SYDNEY (Reuters) - Papua New Guinea Prime Minister Peter O'Neill on Friday survived a no-confidence vote, EMTV reported, an outcome unlikely to end the upheaval in a country developing lucrative projects with energy majors ExxonMobil Corp and French giant Total SA.
The Supreme Court last week ordered parliament to reconvene for the first time since June protests between university students and police boiled over into violent clashes, for the express purpose of allowing the opposition to lodge a no-confidence motion against O'Neill.
Deputy Opposition Leader Sam Basil moved the motion at the opening of the session on Friday, detailing numerous accusations of corruption against O'Neill since he took office in 2010.
"To make the wrong decision here would be a mistake," Basil told parliament. "Today it is up to us on the floor to make a change."

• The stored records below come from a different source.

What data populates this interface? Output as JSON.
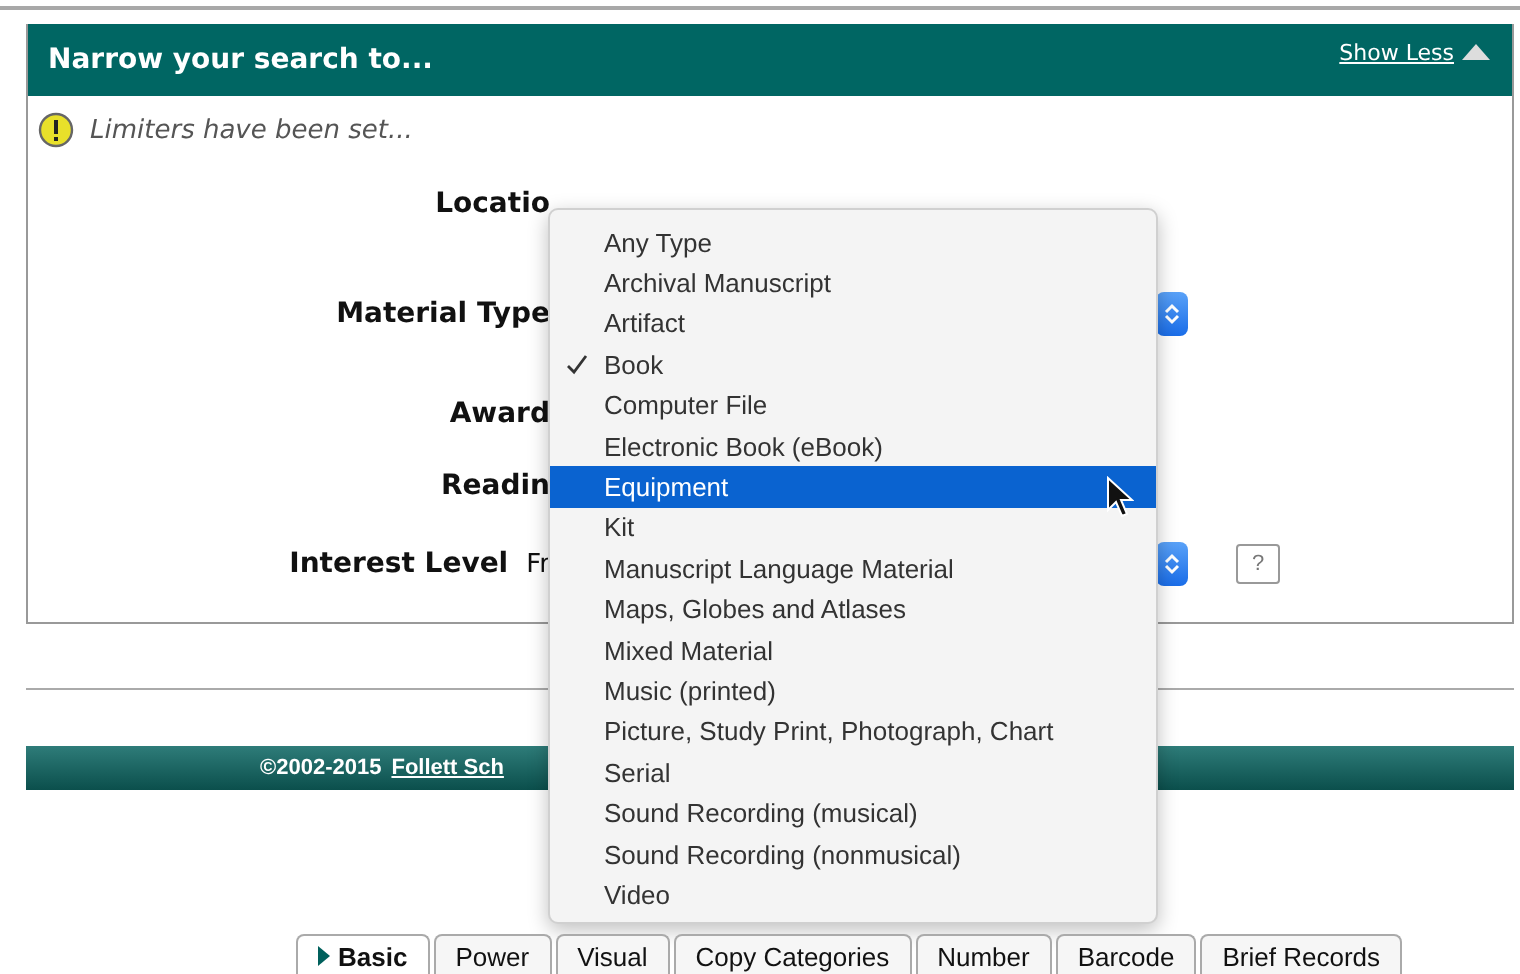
{
  "panel": {
    "title": "Narrow your search to...",
    "toggle_link": "Show Less",
    "notice": "Limiters have been set..."
  },
  "fields": [
    {
      "label": "Locatio",
      "select": false,
      "help": false
    },
    {
      "label": "Material Type",
      "select": true,
      "help": false
    },
    {
      "label": "Award",
      "select": false,
      "help": false
    },
    {
      "label": "Readin",
      "select": false,
      "help": false
    },
    {
      "label": "Interest Level",
      "value": "Fr",
      "select": true,
      "help": "?"
    }
  ],
  "footer": {
    "copyright": "©2002-2015",
    "link": "Follett Sch"
  },
  "menu": [
    {
      "label": "Any Type",
      "checked": false,
      "selected": false
    },
    {
      "label": "Archival Manuscript",
      "checked": false,
      "selected": false
    },
    {
      "label": "Artifact",
      "checked": false,
      "selected": false
    },
    {
      "label": "Book",
      "checked": true,
      "selected": false
    },
    {
      "label": "Computer File",
      "checked": false,
      "selected": false
    },
    {
      "label": "Electronic Book (eBook)",
      "checked": false,
      "selected": false
    },
    {
      "label": "Equipment",
      "checked": false,
      "selected": true
    },
    {
      "label": "Kit",
      "checked": false,
      "selected": false
    },
    {
      "label": "Manuscript Language Material",
      "checked": false,
      "selected": false
    },
    {
      "label": "Maps, Globes and Atlases",
      "checked": false,
      "selected": false
    },
    {
      "label": "Mixed Material",
      "checked": false,
      "selected": false
    },
    {
      "label": "Music (printed)",
      "checked": false,
      "selected": false
    },
    {
      "label": "Picture, Study Print, Photograph, Chart",
      "checked": false,
      "selected": false
    },
    {
      "label": "Serial",
      "checked": false,
      "selected": false
    },
    {
      "label": "Sound Recording (musical)",
      "checked": false,
      "selected": false
    },
    {
      "label": "Sound Recording (nonmusical)",
      "checked": false,
      "selected": false
    },
    {
      "label": "Video",
      "checked": false,
      "selected": false
    }
  ],
  "tabs": [
    {
      "label": "Basic",
      "selected": true
    },
    {
      "label": "Power",
      "selected": false
    },
    {
      "label": "Visual",
      "selected": false
    },
    {
      "label": "Copy Categories",
      "selected": false
    },
    {
      "label": "Number",
      "selected": false
    },
    {
      "label": "Barcode",
      "selected": false
    },
    {
      "label": "Brief Records",
      "selected": false
    }
  ]
}
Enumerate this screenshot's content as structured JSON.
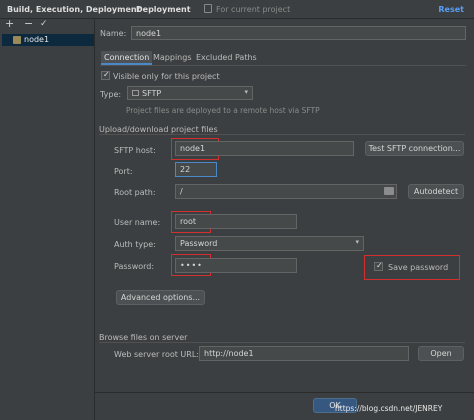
{
  "header": {
    "breadcrumb_1": "Build, Execution, Deployment",
    "separator": "›",
    "breadcrumb_2": "Deployment",
    "scope_label": "For current project",
    "reset_label": "Reset"
  },
  "toolbar": {
    "add": "+",
    "remove": "−",
    "check": "✓"
  },
  "tree": {
    "server_name": "node1"
  },
  "name_label": "Name:",
  "name_value": "node1",
  "tabs": [
    "Connection",
    "Mappings",
    "Excluded Paths"
  ],
  "visible_only_label": "Visible only for this project",
  "type_label": "Type:",
  "type_value": "SFTP",
  "type_hint": "Project files are deployed to a remote host via SFTP",
  "section_upload": "Upload/download project files",
  "sftp_host": {
    "label": "SFTP host:",
    "value": "node1",
    "button": "Test SFTP connection..."
  },
  "port": {
    "label": "Port:",
    "value": "22"
  },
  "root_path": {
    "label": "Root path:",
    "value": "/",
    "button": "Autodetect"
  },
  "user_name": {
    "label": "User name:",
    "value": "root"
  },
  "auth_type": {
    "label": "Auth type:",
    "value": "Password"
  },
  "password": {
    "label": "Password:",
    "value": "••••",
    "save_label": "Save password"
  },
  "advanced_button": "Advanced options...",
  "section_browse": "Browse files on server",
  "web_root": {
    "label": "Web server root URL:",
    "value": "http://node1",
    "button": "Open"
  },
  "ok_button": "OK",
  "watermark": "https://blog.csdn.net/JENREY",
  "colors": {
    "accent": "#589df6",
    "highlight": "#d32f2f",
    "background": "#3c3f41"
  }
}
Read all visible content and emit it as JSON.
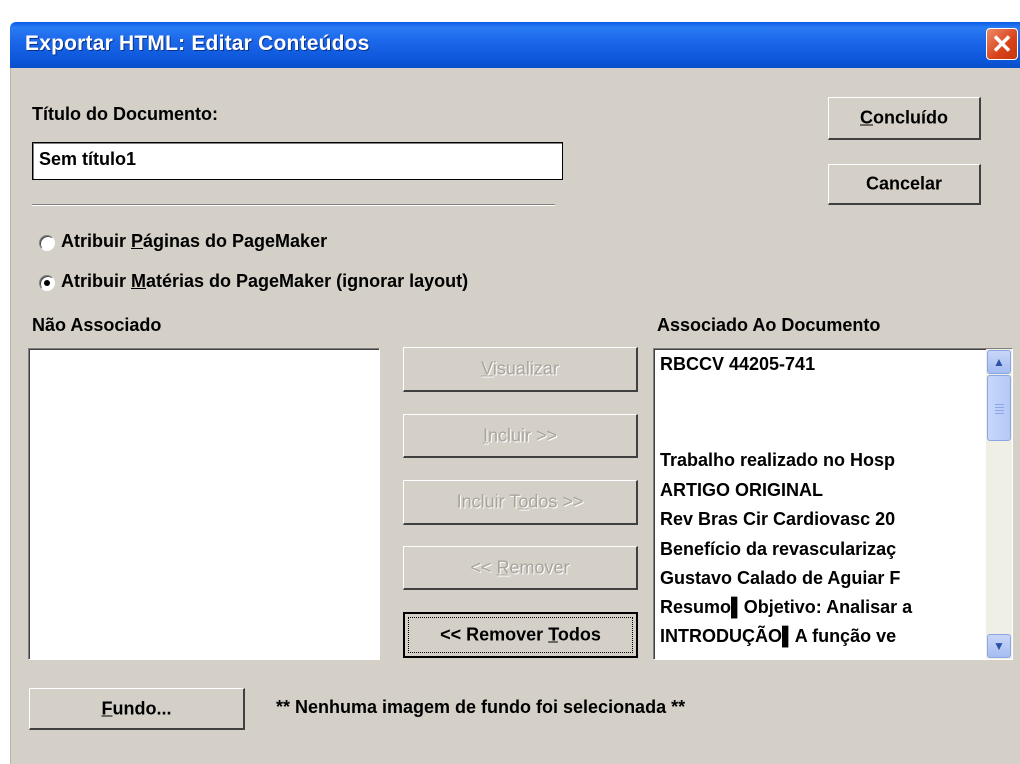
{
  "window": {
    "title": "Exportar HTML: Editar Conteúdos"
  },
  "document_title": {
    "label": "Título do Documento:",
    "value": "Sem título1"
  },
  "buttons": {
    "done": {
      "label_accel": "C",
      "label_rest": "oncluído"
    },
    "cancel": {
      "label": "Cancelar"
    },
    "view": {
      "label_accel": "V",
      "label_rest": "isualizar"
    },
    "include": {
      "label_accel": "I",
      "label_rest": "ncluir >>"
    },
    "include_all": {
      "label_pre": "Incluir T",
      "label_accel": "o",
      "label_rest": "dos >>"
    },
    "remove": {
      "label_pre": "<< ",
      "label_accel": "R",
      "label_rest": "emover"
    },
    "remove_all": {
      "label_pre": "<< Remover ",
      "label_accel": "T",
      "label_rest": "odos"
    },
    "background": {
      "label_accel": "F",
      "label_rest": "undo..."
    }
  },
  "options": [
    {
      "pre": "Atribuir ",
      "accel": "P",
      "rest": "áginas do PageMaker",
      "selected": false
    },
    {
      "pre": "Atribuir ",
      "accel": "M",
      "rest": "atérias do PageMaker (ignorar layout)",
      "selected": true
    }
  ],
  "unassociated": {
    "label": "Não Associado",
    "items": []
  },
  "associated": {
    "label": "Associado Ao Documento",
    "items": [
      "RBCCV 44205-741",
      "",
      "",
      "Trabalho realizado no Hosp",
      "ARTIGO ORIGINAL",
      "Rev Bras Cir Cardiovasc 20",
      "Benefício da revascularizaç",
      "Gustavo Calado de Aguiar F",
      "Resumo▌Objetivo: Analisar a",
      "INTRODUÇÃO▌A função ve"
    ]
  },
  "background_status": "** Nenhuma imagem de fundo foi selecionada **"
}
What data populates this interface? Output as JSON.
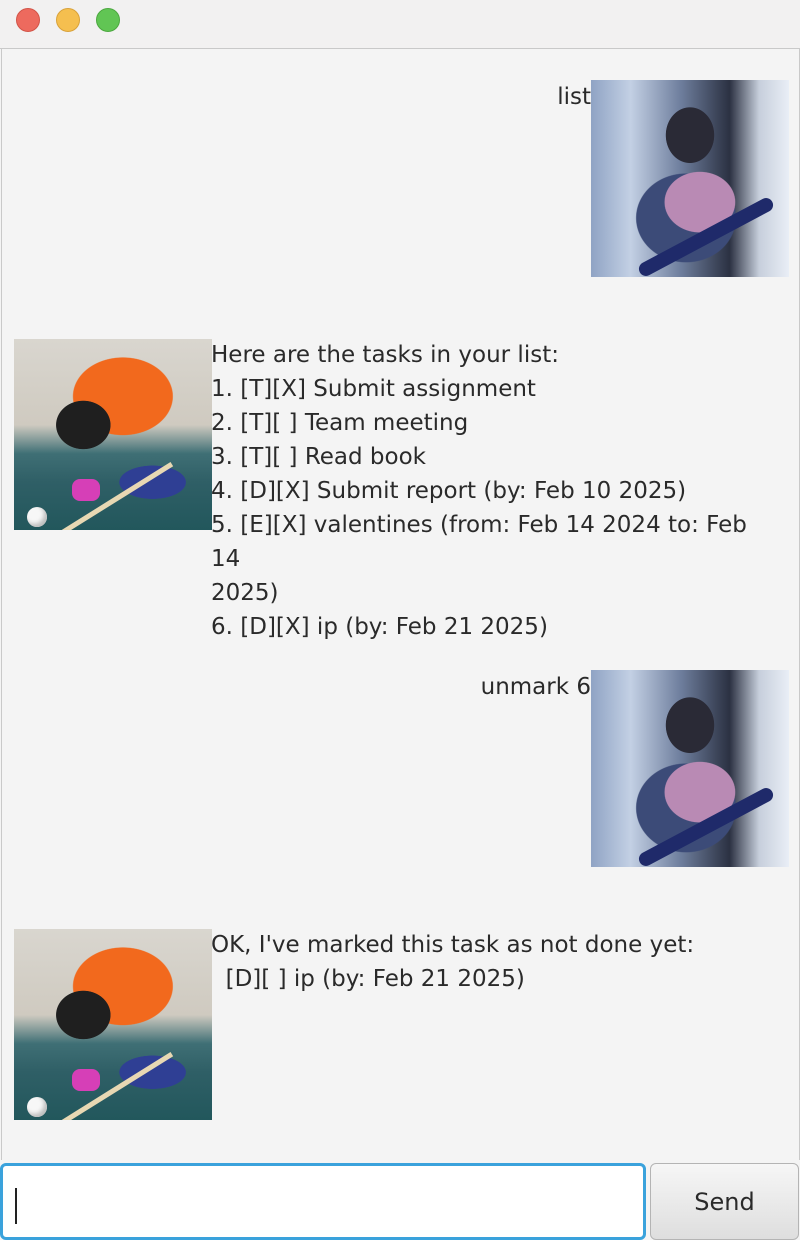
{
  "window": {
    "controls": [
      "close",
      "minimize",
      "zoom"
    ]
  },
  "messages": [
    {
      "role": "user",
      "text": "list",
      "avatar": "guitarist-photo"
    },
    {
      "role": "bot",
      "text": "Here are the tasks in your list:\n1. [T][X] Submit assignment\n2. [T][ ] Team meeting\n3. [T][ ] Read book\n4. [D][X] Submit report (by: Feb 10 2025)\n5. [E][X] valentines (from: Feb 14 2024 to: Feb 14\n2025)\n6. [D][X] ip (by: Feb 21 2025)",
      "avatar": "billiards-player-photo"
    },
    {
      "role": "user",
      "text": "unmark 6",
      "avatar": "guitarist-photo"
    },
    {
      "role": "bot",
      "text": "OK, I've marked this task as not done yet:\n  [D][ ] ip (by: Feb 21 2025)",
      "avatar": "billiards-player-photo"
    }
  ],
  "input": {
    "value": "",
    "placeholder": ""
  },
  "send_button": {
    "label": "Send"
  }
}
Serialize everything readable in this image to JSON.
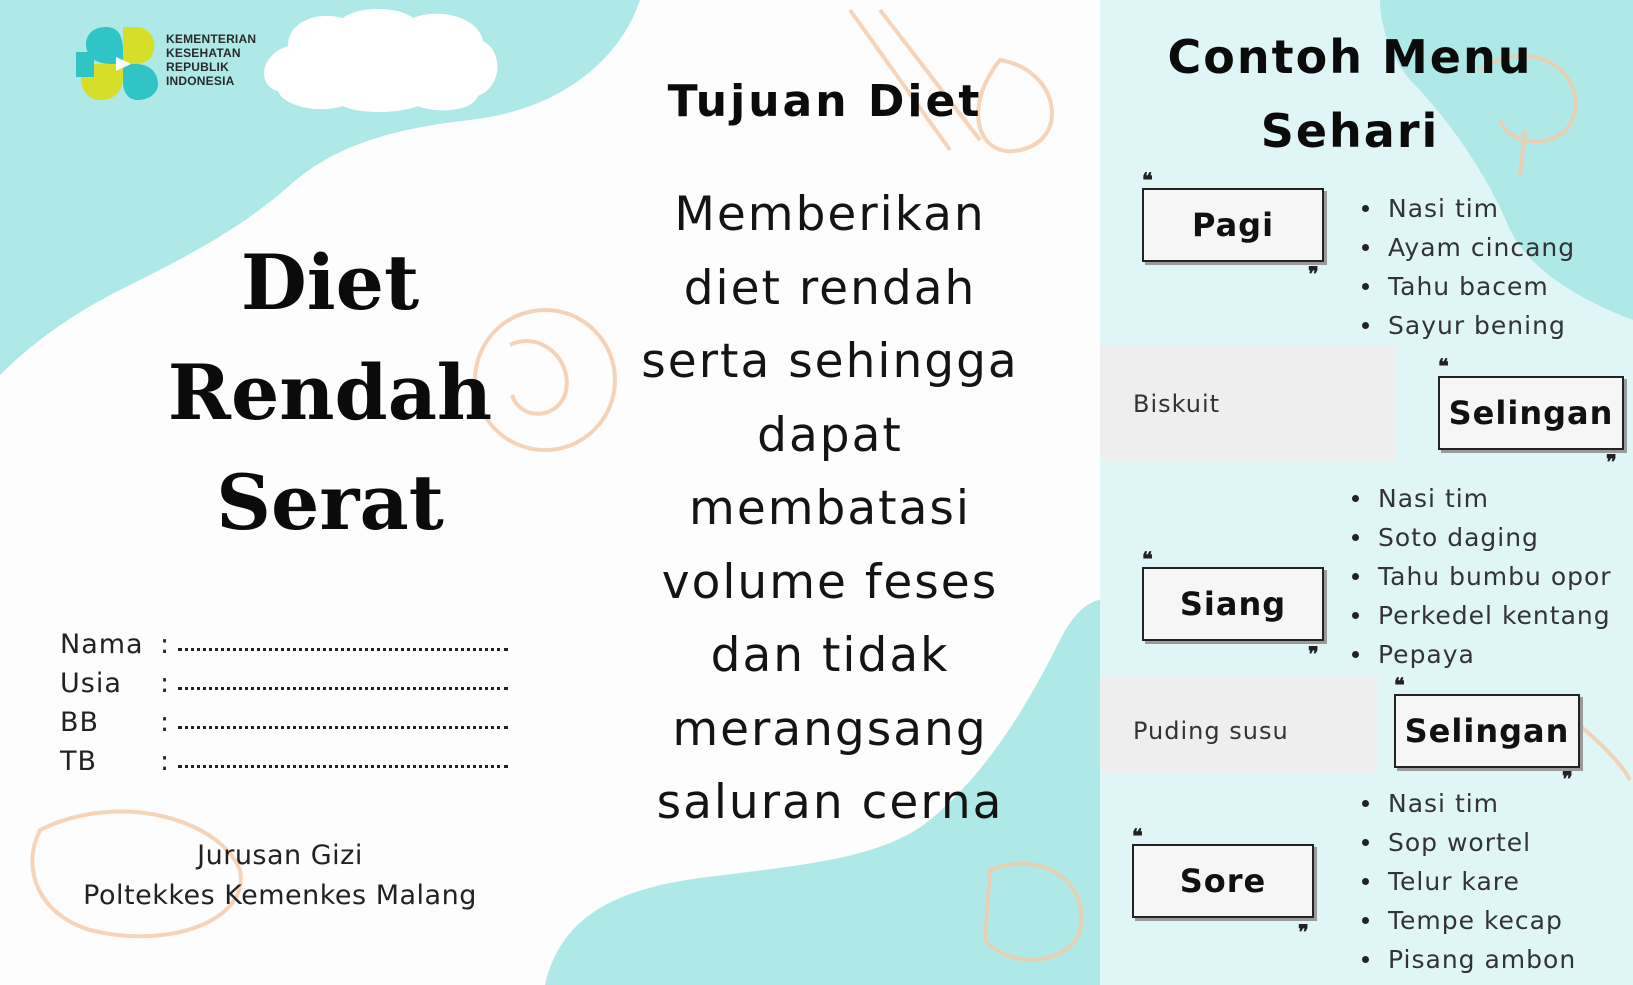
{
  "colors": {
    "teal": "#aee9e8",
    "teal_light": "#c9f1f1",
    "peach_sketch": "#f3c9a8",
    "text": "#111111"
  },
  "header": {
    "logo_icon": "kemenkes-logo-icon",
    "logo_lines": [
      "KEMENTERIAN",
      "KESEHATAN",
      "REPUBLIK",
      "INDONESIA"
    ]
  },
  "left": {
    "title_lines": [
      "Diet",
      "Rendah",
      "Serat"
    ],
    "fields": [
      {
        "label": "Nama",
        "colon": ":"
      },
      {
        "label": "Usia",
        "colon": ":"
      },
      {
        "label": "BB",
        "colon": ":"
      },
      {
        "label": "TB",
        "colon": ":"
      }
    ],
    "institution": [
      "Jurusan Gizi",
      "Poltekkes Kemenkes Malang"
    ]
  },
  "middle": {
    "heading": "Tujuan Diet",
    "body_lines": [
      "Memberikan",
      "diet rendah",
      "serta sehingga",
      "dapat",
      "membatasi",
      "volume feses",
      "dan tidak",
      "merangsang",
      "saluran cerna"
    ]
  },
  "right": {
    "title_lines": [
      "Contoh Menu",
      "Sehari"
    ],
    "meals": {
      "pagi": {
        "label": "Pagi",
        "items": [
          "Nasi tim",
          "Ayam cincang",
          "Tahu bacem",
          "Sayur bening"
        ]
      },
      "selingan1": {
        "label": "Selingan",
        "snack": "Biskuit"
      },
      "siang": {
        "label": "Siang",
        "items": [
          "Nasi tim",
          "Soto daging",
          "Tahu bumbu opor",
          "Perkedel kentang",
          "Pepaya"
        ]
      },
      "selingan2": {
        "label": "Selingan",
        "snack": "Puding susu"
      },
      "sore": {
        "label": "Sore",
        "items": [
          "Nasi tim",
          "Sop wortel",
          "Telur kare",
          "Tempe kecap",
          "Pisang ambon"
        ]
      }
    }
  }
}
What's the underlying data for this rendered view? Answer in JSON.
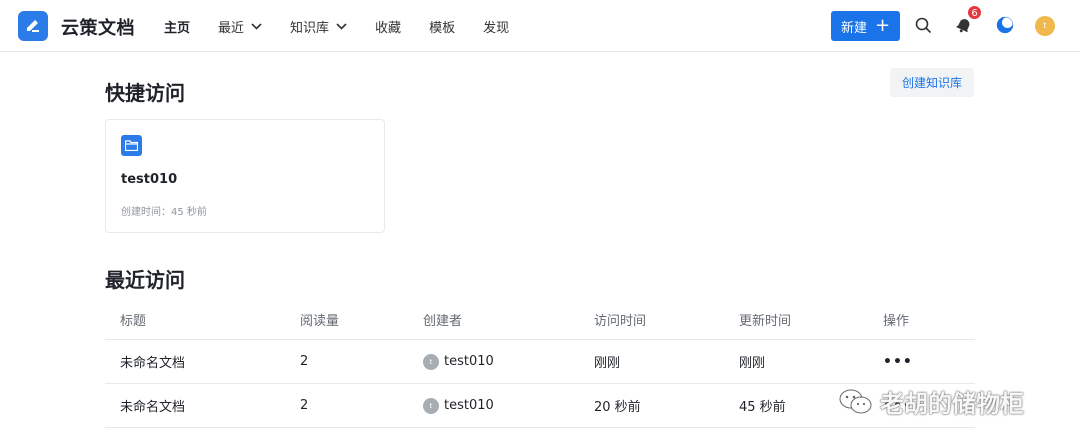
{
  "app": {
    "name": "云策文档"
  },
  "nav": {
    "items": [
      {
        "label": "主页"
      },
      {
        "label": "最近"
      },
      {
        "label": "知识库"
      },
      {
        "label": "收藏"
      },
      {
        "label": "模板"
      },
      {
        "label": "发现"
      }
    ]
  },
  "header": {
    "new_button": "新建",
    "notification_count": "6",
    "avatar_initial": "t"
  },
  "quick_access": {
    "title": "快捷访问",
    "create_button": "创建知识库",
    "cards": [
      {
        "title": "test010",
        "subtitle": "创建时间：45 秒前"
      }
    ]
  },
  "recent": {
    "title": "最近访问",
    "columns": [
      "标题",
      "阅读量",
      "创建者",
      "访问时间",
      "更新时间",
      "操作"
    ],
    "rows": [
      {
        "title": "未命名文档",
        "reads": "2",
        "creator": "test010",
        "creator_initial": "t",
        "visited": "刚刚",
        "updated": "刚刚",
        "action": "•••"
      },
      {
        "title": "未命名文档",
        "reads": "2",
        "creator": "test010",
        "creator_initial": "t",
        "visited": "20 秒前",
        "updated": "45 秒前",
        "action": "•••"
      }
    ]
  },
  "watermark": {
    "text": "老胡的储物柜"
  },
  "colors": {
    "accent": "#1a73e8",
    "badge": "#e4393c",
    "avatar": "#f1b94b"
  }
}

But Basil only secured 21 of the 56 lawmakers needed to oust O'Neill, leaving unclear how long a strike by aviation, maritime and public transport workers that has effectively cut off the rugged, mountainous nation, would continue.
Australia's Oil Search Ltd on Thursday cleared the way for ExxonMobil to take over InterOil Corp for $2.2 billion, giving the U.S. giant access to a rich new gas field to expand its exports from Papua New Guinea.
The final vote count was 85 for O'Neill and 21 against, EMTV reported.